Ask for help! Especially if you are taking scouts or other youth groups away. It’s a brilliant opportunity for them to help and learn some skills, but also relieves you of some of the pressure and hard work too! Try having duty patrol or team, use a rota system to make sure everyone gets stuck in to help. They could also lay out the tables, help you chop ingredients, keeping an eye and stirring pans and even wash up too.

Our Experience

Once a year our Scout Group goes away on a ‘Group Camp’. This is when all sections attend a big camp, we often do a mix of section and group activities to build friendships across all of the sections. These camps are pretty big, and usually, I end up cooking for up to 150 people for the whole weekend (along with looking after both of my Beaver Colonies too!) So I try to make my life as simple as possible!

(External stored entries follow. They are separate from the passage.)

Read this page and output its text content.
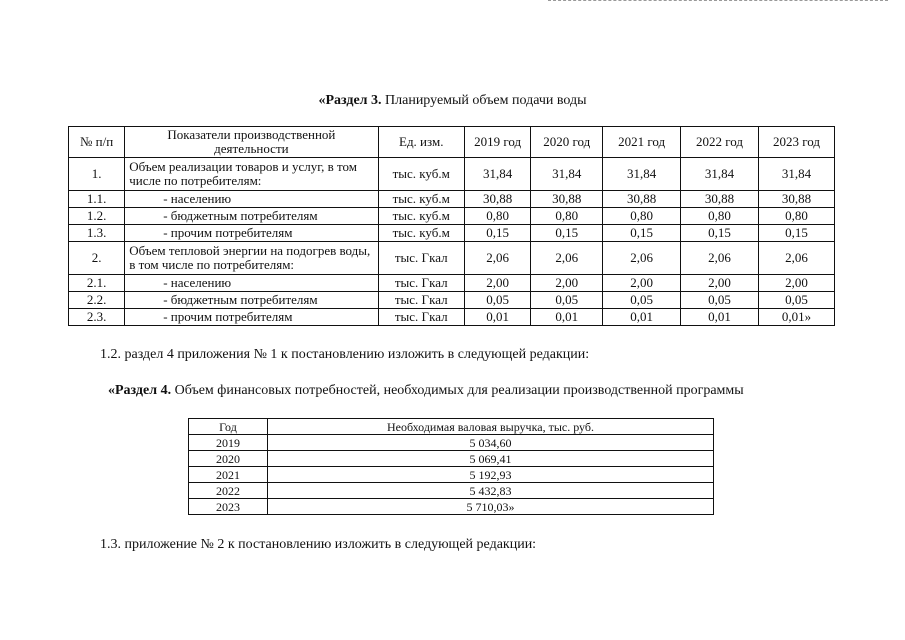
«Раздел 3. Планируемый объем подачи воды
№ п/п	Показатели производственной деятельности	Ед. изм.	2019 год	2020 год	2021 год	2022 год	2023 год
1.	Объем реализации товаров и услуг, в том числе по потребителям:	тыс. куб.м	31,84	31,84	31,84	31,84	31,84
1.1.	- населению	тыс. куб.м	30,88	30,88	30,88	30,88	30,88
1.2.	- бюджетным потребителям	тыс. куб.м	0,80	0,80	0,80	0,80	0,80
1.3.	- прочим потребителям	тыс. куб.м	0,15	0,15	0,15	0,15	0,15
2.	Объем тепловой энергии на подогрев воды, в том числе по потребителям:	тыс. Гкал	2,06	2,06	2,06	2,06	2,06
2.1.	- населению	тыс. Гкал	2,00	2,00	2,00	2,00	2,00
2.2.	- бюджетным потребителям	тыс. Гкал	0,05	0,05	0,05	0,05	0,05
2.3.	- прочим потребителям	тыс. Гкал	0,01	0,01	0,01	0,01	0,01»
1.2. раздел 4 приложения № 1 к постановлению изложить в следующей редакции:
«Раздел 4. Объем финансовых потребностей, необходимых для реализации производственной программы
Год	Необходимая валовая выручка, тыс. руб.
2019	5 034,60
2020	5 069,41
2021	5 192,93
2022	5 432,83
2023	5 710,03»
1.3. приложение № 2 к постановлению изложить в следующей редакции:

When I plan the menu, I always think about who is going to be around to help, and also what activities will be going on during the day. Ensuring there is always a duty patrol to help set tables, serve the food and help wash up.

The toughest meal to prepare on our camps is the main meal at the end of the day – we all have a busy day off adventuring and doing awesome activities, by the time we are done for the afternoon, it’s nearly dinner time. My go dinners are usually pasta bolognese/chilli con carne/chicken curry. The great thing about these choices are they are usually favourites with the scouts (so they’ll eat them!) but also you can prepare them in advance.

Cooking for a lot of people takes time – I almost always spend a day, maybe a week or two before camp, cooking the main meals. I tub or bag them and freeze them. There are a few reasons why I do this:

  • It saves so much time on camp – once they have defrosted, all you have to do is reheat!
  • You can take them out of the freezer and put them into coolboxes when you are leaving – they will slowly defrost, but keep themselves fresh – so they don’t need to be refrigerated.
  • The hardest thing left to do is cook some pasta, rice or potatoes to go with it.
  • You keep the kitchen tidier – you won’t create a mess preparing vegetables etc!
  • You can relax, knowing most of the hard work is done!